In 2008, the Bush administration released images of the site that had been taken prior to the Sept. 6, 2007 strike. The New York Times reported at the time that the undated photos, taken inside the reactor, showed the rods responsible for controlling heat inside a nuclear reactor. The report said the engineering was similar to that of a North Korean site, and that one of the images showed the manager of North Korea's Yongbyon nuclear plant at the location with Syria's top nuclear official.

Syria's nuclear ambitions
Syria denies allegations of any covert nuclear activity or interest in developing nuclear arms. Its refusal to allow IAEA inspectors new access to the bombed Al Kibar desert site past a visit three years ago has heightened suspicions that it had something to hide, along with its decision to level the destroyed structure and later build over it.

Drawing on the 2008 visit by its inspectors, the IAEA determined that the destroyed building's size and structure fit specifications that a reactor would have had.
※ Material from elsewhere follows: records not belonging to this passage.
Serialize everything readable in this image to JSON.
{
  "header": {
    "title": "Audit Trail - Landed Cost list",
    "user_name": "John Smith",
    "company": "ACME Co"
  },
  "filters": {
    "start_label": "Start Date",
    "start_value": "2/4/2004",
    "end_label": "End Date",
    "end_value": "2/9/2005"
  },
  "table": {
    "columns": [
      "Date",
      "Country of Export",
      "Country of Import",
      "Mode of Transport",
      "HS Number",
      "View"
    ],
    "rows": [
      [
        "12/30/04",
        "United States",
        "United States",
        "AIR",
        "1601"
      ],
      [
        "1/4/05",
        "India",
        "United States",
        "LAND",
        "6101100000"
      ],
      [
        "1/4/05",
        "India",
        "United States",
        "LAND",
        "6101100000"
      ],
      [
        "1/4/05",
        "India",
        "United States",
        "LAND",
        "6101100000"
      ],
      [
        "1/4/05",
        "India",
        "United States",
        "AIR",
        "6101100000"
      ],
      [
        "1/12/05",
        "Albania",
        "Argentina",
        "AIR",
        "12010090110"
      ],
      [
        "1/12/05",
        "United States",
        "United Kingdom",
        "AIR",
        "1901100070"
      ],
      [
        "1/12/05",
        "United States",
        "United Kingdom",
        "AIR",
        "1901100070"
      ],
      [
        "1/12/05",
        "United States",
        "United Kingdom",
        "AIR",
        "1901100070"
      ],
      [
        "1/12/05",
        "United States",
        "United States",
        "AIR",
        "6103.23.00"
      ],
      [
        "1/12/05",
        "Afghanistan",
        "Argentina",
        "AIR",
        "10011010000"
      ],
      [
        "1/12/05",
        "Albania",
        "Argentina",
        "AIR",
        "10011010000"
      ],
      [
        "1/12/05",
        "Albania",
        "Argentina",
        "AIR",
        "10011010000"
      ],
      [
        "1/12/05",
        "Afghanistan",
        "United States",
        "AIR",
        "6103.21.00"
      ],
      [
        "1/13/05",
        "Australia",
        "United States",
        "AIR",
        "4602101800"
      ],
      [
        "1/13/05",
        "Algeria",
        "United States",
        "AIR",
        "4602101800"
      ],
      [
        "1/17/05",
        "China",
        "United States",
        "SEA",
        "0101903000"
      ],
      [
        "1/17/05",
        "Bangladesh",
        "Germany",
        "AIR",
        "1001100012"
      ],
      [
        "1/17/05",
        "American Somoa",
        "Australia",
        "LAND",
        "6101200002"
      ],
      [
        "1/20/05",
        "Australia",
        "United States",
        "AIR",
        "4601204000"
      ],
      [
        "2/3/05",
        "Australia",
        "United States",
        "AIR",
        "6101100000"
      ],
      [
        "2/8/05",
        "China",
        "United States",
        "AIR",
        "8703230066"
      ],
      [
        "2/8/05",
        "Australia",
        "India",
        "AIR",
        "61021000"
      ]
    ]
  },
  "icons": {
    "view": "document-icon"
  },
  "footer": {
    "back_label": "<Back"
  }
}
The site also contained graphite and natural uranium particles that could be linked to nuclear activities.

A reporter with Germany's Der Spiegel asked Amano about Syria's nuclear ambitions in an interview last month, noting that the September 2007 strike "destroyed a complex of buildings where plutonium was presumably being produced."

Amano told the publication that Syria "isn't letting our inspectors into the country to examine this location in detail" and said he "was critical of [President Bashar Assad's] country's cooperation" in correspondence with officials there last year.

The IAEA is also trying to probe several other sites for possible undeclared nuclear activities linked to the bombed target but Damascus has been uncooperative on most counts, saying that most of the sites are restricted because of their military nature.

"And then we have a second problem with Syria," Amano said in the Der Spiegel interview. "The research reactor in Damascus is under IAEA supervision, and we conduct routine inspections there. We have now found traces of uranium from a source unknown to us, which is something we also want to know more about."

Amano said the explanations given by Syria aren't sufficient, and that "even if it's only a matter of a few grams, we still want to know where they came from and why they are there."